Il ne faut pas qu’il ait des tracasseries aux frontières car cela crée des coûts de transaction. Donc, il y va de la responsabilité des États de mettre en œuvre les décisions qui sont prises au niveau communautaire.
Il y a aussi le changement climatique qui fait que, sur les quarante dernières années, on a perdu 20% de notre productivité. Donc, il y a un enjeu qui consiste à enrichir notre référentiel technique en travaillant plus sur la maîtrise de l’eau, sur l’amélioration variétale, sur l’accompagnement des paysans pour bien respecter les itinéraires techniques.
Quels sont les défis à relever pour l’atteinte des objectifs de la Pau?
Nous avons trois grands types de défis. Un défi physique pour produire plus via l’augmentation des rendements. Nous avons aussi un défi institutionnel. C’est ce qu’on appelle les services à l’agriculture. C’est comment faire pour accéder aux crédits, à l’assurance, comment aider les producteurs à se structurer en organisation ?
C’est aussi savoir comment gérer toutes les questions de post récolte en particulier la construction de magasins de stockage et de pistes rurales.
Le troisième défi est lié à la cohérence des politiques publiques. Si on veut développer une agro-industrie dans l’Union, nous devons être en cohérence avec les politiques commerciales qui ne facilitent pas le désarmement tarifaire.
Parce que quand on est confronté avec des industries déjà matures, elles ont des coûts variables quasiment nuls alors que nous, nous avons des industries dans l’enfance avec des coûts fixes élevés.
La question de la cohérence des politiques publiques est fondamentale. Est-ce que notre politique agricole est en phase avec notre politique commerciale, avec notre politique budgétaire, avec notre politique monétaire ?

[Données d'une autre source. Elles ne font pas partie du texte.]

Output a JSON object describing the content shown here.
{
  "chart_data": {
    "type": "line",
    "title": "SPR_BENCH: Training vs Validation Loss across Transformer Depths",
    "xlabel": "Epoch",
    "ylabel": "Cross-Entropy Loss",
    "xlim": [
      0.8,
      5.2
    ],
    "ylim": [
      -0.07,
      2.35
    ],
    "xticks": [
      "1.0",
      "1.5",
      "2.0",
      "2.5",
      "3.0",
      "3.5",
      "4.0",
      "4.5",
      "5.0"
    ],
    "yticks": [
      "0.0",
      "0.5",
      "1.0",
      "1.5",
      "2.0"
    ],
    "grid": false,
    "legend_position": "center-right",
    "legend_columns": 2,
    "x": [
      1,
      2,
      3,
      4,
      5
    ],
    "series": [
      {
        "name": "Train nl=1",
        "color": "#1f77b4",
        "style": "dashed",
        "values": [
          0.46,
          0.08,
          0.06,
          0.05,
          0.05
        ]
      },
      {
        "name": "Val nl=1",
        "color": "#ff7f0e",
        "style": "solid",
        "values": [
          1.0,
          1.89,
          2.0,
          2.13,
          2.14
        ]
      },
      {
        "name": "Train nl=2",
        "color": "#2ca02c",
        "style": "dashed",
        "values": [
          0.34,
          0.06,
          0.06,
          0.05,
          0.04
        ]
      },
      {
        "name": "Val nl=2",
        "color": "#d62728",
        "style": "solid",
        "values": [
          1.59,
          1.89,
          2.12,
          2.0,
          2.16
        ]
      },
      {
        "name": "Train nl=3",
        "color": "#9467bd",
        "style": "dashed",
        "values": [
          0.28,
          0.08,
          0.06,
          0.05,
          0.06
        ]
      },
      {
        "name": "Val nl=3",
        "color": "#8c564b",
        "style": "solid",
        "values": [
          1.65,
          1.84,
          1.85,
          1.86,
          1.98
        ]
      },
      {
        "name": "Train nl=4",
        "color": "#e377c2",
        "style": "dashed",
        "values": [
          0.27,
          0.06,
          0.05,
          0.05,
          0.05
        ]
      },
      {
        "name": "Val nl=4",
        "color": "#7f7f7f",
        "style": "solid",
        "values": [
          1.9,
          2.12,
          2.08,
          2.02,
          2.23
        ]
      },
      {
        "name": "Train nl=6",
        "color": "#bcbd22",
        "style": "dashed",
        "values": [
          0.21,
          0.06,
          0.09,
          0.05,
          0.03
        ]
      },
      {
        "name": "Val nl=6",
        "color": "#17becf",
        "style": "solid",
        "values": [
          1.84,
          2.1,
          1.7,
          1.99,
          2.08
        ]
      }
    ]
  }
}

Ce sont là des éléments qui peuvent aider à une bonne relecture de notre politique agricole et à tracer le sillon pour nouvelle une politique agricole de l’Union sur la base des éléments actuels.

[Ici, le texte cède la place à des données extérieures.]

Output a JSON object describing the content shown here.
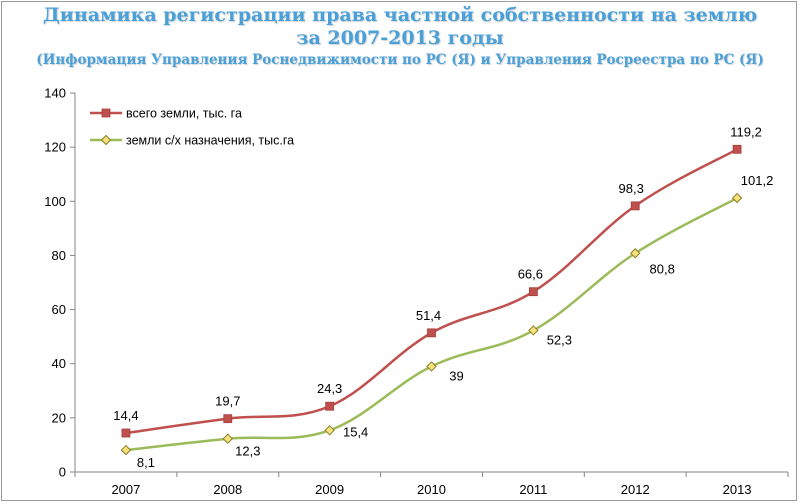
{
  "chart_data": {
    "type": "line",
    "title": "Динамика регистрации права частной собственности на землю",
    "title_line2": "за 2007-2013 годы",
    "subtitle": "(Информация Управления Роснедвижимости по РС (Я) и Управления Росреестра по РС (Я)",
    "xlabel": "",
    "ylabel": "",
    "x": [
      "2007",
      "2008",
      "2009",
      "2010",
      "2011",
      "2012",
      "2013"
    ],
    "ylim": [
      0,
      140
    ],
    "yticks": [
      "0",
      "20",
      "40",
      "60",
      "80",
      "100",
      "120",
      "140"
    ],
    "grid": false,
    "legend_position": "top-left",
    "series": [
      {
        "name": "всего земли, тыс. га",
        "values": [
          14.4,
          19.7,
          24.3,
          51.4,
          66.6,
          98.3,
          119.2
        ],
        "labels": [
          "14,4",
          "19,7",
          "24,3",
          "51,4",
          "66,6",
          "98,3",
          "119,2"
        ],
        "color": "#c0504d",
        "marker": "square"
      },
      {
        "name": "земли с/х назначения, тыс.га",
        "values": [
          8.1,
          12.3,
          15.4,
          39,
          52.3,
          80.8,
          101.2
        ],
        "labels": [
          "8,1",
          "12,3",
          "15,4",
          "39",
          "52,3",
          "80,8",
          "101,2"
        ],
        "color": "#9bbb59",
        "marker": "diamond"
      }
    ]
  }
}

Vous avez parlé des changements climatiques. La recherche pourrait jouer un rôle important en ce sens…
Nous devons travailler plus avec nos instituts nationaux et régionaux de recherche agricole. La recherche est le parent pauvre des financements publics dans les Etats et même au niveau des organismes supranationaux parce que les résultats des recherches sont aléatoires et l’impact de la recherche est à moyen-long terme. Ce qui fait qu’on n’a pas d’attraction du privé vers ce type d’activité.
La Commission de l’Uemoa fait un travail remarquable d’efforts de coordination pour qu’il y ait des externalités positives.
Nous avons comme ambition de continuer à financer les centres régionaux d’excellence afin que les résultats de la recherche puissent rapidement être mis à l’échelle permettant ainsi aux populations d’en bénéficier.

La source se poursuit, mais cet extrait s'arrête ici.